First comprehensive ALMA survey of hot cores in the LMC, identifying new sources and molecules, and analyzing environmental effects on their chemistry.

Findings

Detected 36 compact sources, including 9 hot cores and 1 candidate.

First detection of CH3OCH3 in an LMC hot core outside the bar.

Hot cores show varied chemical abundances, influenced by environment.

Abstract

The Large Magellanic Cloud (LMC) provides a key laboratory for exploring the diversity of star formation and interstellar chemistry under subsolar metallicity conditions. We present the results of a hot core survey toward 30 massive protostellar objects in the LMC using the Atacama Large Millimeter/submillimeter Array (ALMA) at 350 GHz. Continuum imaging reveals 36 compact sources in total, among which line analyses identify 9 hot cores and 1 hot-core candidate, including two newly identified sources.
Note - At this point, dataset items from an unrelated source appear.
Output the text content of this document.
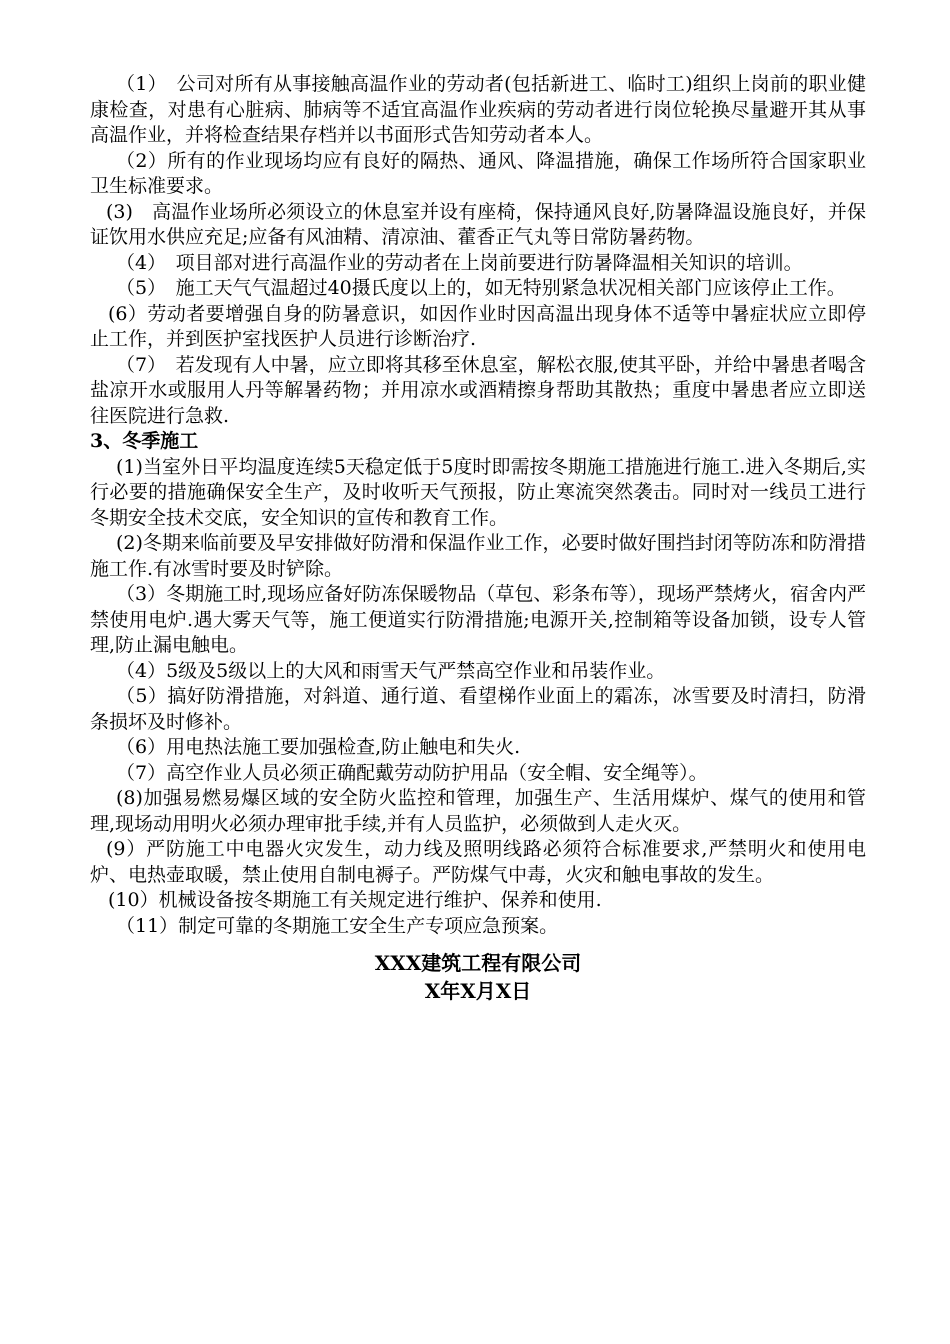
（1）　公司对所有从事接触高温作业的劳动者(包括新进工、临时工)组织上岗前的职业健康检查，对患有心脏病、肺病等不适宜高温作业疾病的劳动者进行岗位轮换尽量避开其从事高温作业，并将检查结果存档并以书面形式告知劳动者本人。

（2）所有的作业现场均应有良好的隔热、通风、降温措施，确保工作场所符合国家职业卫生标准要求。

(3)　高温作业场所必须设立的休息室并设有座椅，保持通风良好,防暑降温设施良好，并保证饮用水供应充足;应备有风油精、清凉油、藿香正气丸等日常防暑药物。

（4）　项目部对进行高温作业的劳动者在上岗前要进行防暑降温相关知识的培训。

（5）　施工天气气温超过40摄氏度以上的，如无特别紧急状况相关部门应该停止工作。

(6）劳动者要增强自身的防暑意识，如因作业时因高温出现身体不适等中暑症状应立即停止工作，并到医护室找医护人员进行诊断治疗.

（7）　若发现有人中暑，应立即将其移至休息室，解松衣服,使其平卧，并给中暑患者喝含盐凉开水或服用人丹等解暑药物；并用凉水或酒精擦身帮助其散热；重度中暑患者应立即送往医院进行急救.

3、冬季施工

(1)当室外日平均温度连续5天稳定低于5度时即需按冬期施工措施进行施工.进入冬期后,实行必要的措施确保安全生产，及时收听天气预报，防止寒流突然袭击。同时对一线员工进行冬期安全技术交底，安全知识的宣传和教育工作。

(2)冬期来临前要及早安排做好防滑和保温作业工作，必要时做好围挡封闭等防冻和防滑措施工作.有冰雪时要及时铲除。

（3）冬期施工时,现场应备好防冻保暖物品（草包、彩条布等），现场严禁烤火，宿舍内严禁使用电炉.遇大雾天气等，施工便道实行防滑措施;电源开关,控制箱等设备加锁，设专人管理,防止漏电触电。

（4）5级及5级以上的大风和雨雪天气严禁高空作业和吊装作业。

（5）搞好防滑措施，对斜道、通行道、看望梯作业面上的霜冻，冰雪要及时清扫，防滑条损坏及时修补。

（6）用电热法施工要加强检查,防止触电和失火.

（7）高空作业人员必须正确配戴劳动防护用品（安全帽、安全绳等）。

(8)加强易燃易爆区域的安全防火监控和管理，加强生产、生活用煤炉、煤气的使用和管理,现场动用明火必须办理审批手续,并有人员监护，必须做到人走火灭。

(9）严防施工中电器火灾发生，动力线及照明线路必须符合标准要求,严禁明火和使用电炉、电热壶取暖，禁止使用自制电褥子。严防煤气中毒，火灾和触电事故的发生。

(10）机械设备按冬期施工有关规定进行维护、保养和使用.

（11）制定可靠的冬期施工安全生产专项应急预案。

XXX建筑工程有限公司

X年X月X日
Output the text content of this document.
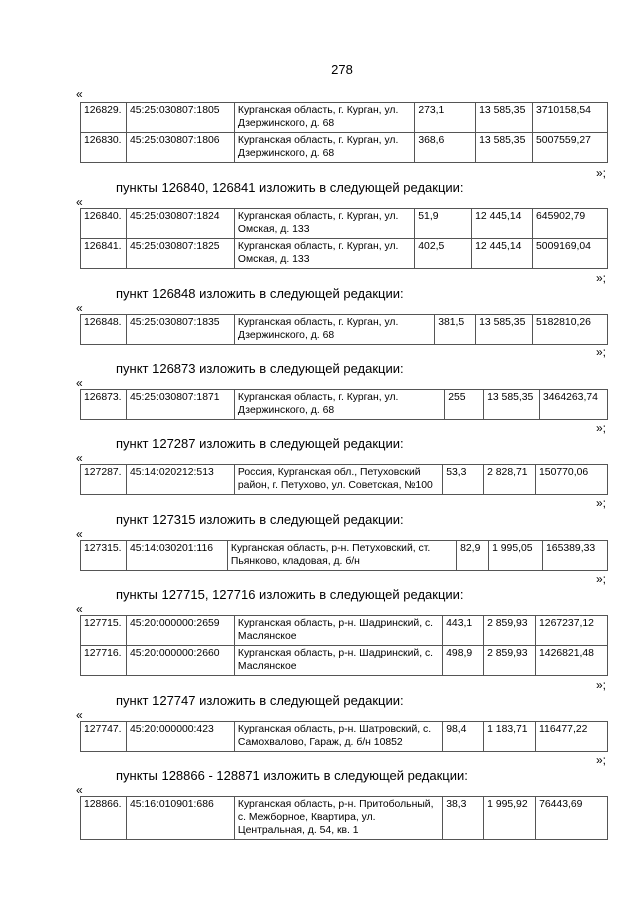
278
«
126829.	45:25:030807:1805	Курганская область, г. Курган, ул. Дзержинского, д. 68	273,1	13 585,35	3710158,54
126830.	45:25:030807:1806	Курганская область, г. Курган, ул. Дзержинского, д. 68	368,6	13 585,35	5007559,27
»;
пункты 126840, 126841 изложить в следующей редакции:
«
126840.	45:25:030807:1824	Курганская область, г. Курган, ул. Омская, д. 133	51,9	12 445,14	645902,79
126841.	45:25:030807:1825	Курганская область, г. Курган, ул. Омская, д. 133	402,5	12 445,14	5009169,04
»;
пункт 126848 изложить в следующей редакции:
«
126848.	45:25:030807:1835	Курганская область, г. Курган, ул. Дзержинского, д. 68	381,5	13 585,35	5182810,26
»;
пункт 126873 изложить в следующей редакции:
«
126873.	45:25:030807:1871	Курганская область, г. Курган, ул. Дзержинского, д. 68	255	13 585,35	3464263,74
»;
пункт 127287 изложить в следующей редакции:
«
127287.	45:14:020212:513	Россия, Курганская обл., Петуховский район, г. Петухово, ул. Советская, №100	53,3	2 828,71	150770,06
»;
пункт 127315 изложить в следующей редакции:
«
127315.	45:14:030201:116	Курганская область, р-н. Петуховский, ст. Пьянково, кладовая, д. б/н	82,9	1 995,05	165389,33
»;
пункты 127715, 127716 изложить в следующей редакции:
«
127715.	45:20:000000:2659	Курганская область, р-н. Шадринский, с. Маслянское	443,1	2 859,93	1267237,12
127716.	45:20:000000:2660	Курганская область, р-н. Шадринский, с. Маслянское	498,9	2 859,93	1426821,48
»;
пункт 127747 изложить в следующей редакции:
«
127747.	45:20:000000:423	Курганская область, р-н. Шатровский, с. Самохвалово, Гараж, д. б/н 10852	98,4	1 183,71	116477,22
»;
пункты 128866 - 128871 изложить в следующей редакции:
«
128866.	45:16:010901:686	Курганская область, р-н. Притобольный, с. Межборное, Квартира, ул. Центральная, д. 54, кв. 1	38,3	1 995,92	76443,69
We detect CO, HCO+, H13CO+, HC15N, HC3N, SiO, SO, SO+, NS, SO2, 34SO2, 33SO2, CH3OH, 13CH3OH, HCOOH, HCOOCH3, CH3OCH3, C2H5OH, H2CCO (tentative), and hydrogen recombination lines from hot cores. CH3OCH3, a complex organic molecule larger than CH3OH, is detected for the first time in a hot core outside the LMC bar region. All hot cores show stronger emission in the high-excitation SO line compared to non-hot-core sources, suggesting that its strong detection will be useful for identifying hot-core candidates in the LMC. Chemical analysis reveals a spread of more than two orders of magnitude in CH3OH abundances, with some sources deficient in COMs. In contrast, SO2 is detected in all hot cores, and its abundance shows a good correlation with rotational temperature. The hot cores without CH3OH detections are all located outside the LMC bar region and are characterized by either high luminosity or active star formation in their surroundings. A combination of locally low metallicity, active star formation in the vicinity, and high protostellar luminosity may jointly trigger the COM-poor hot core chemistry observed in the LMC.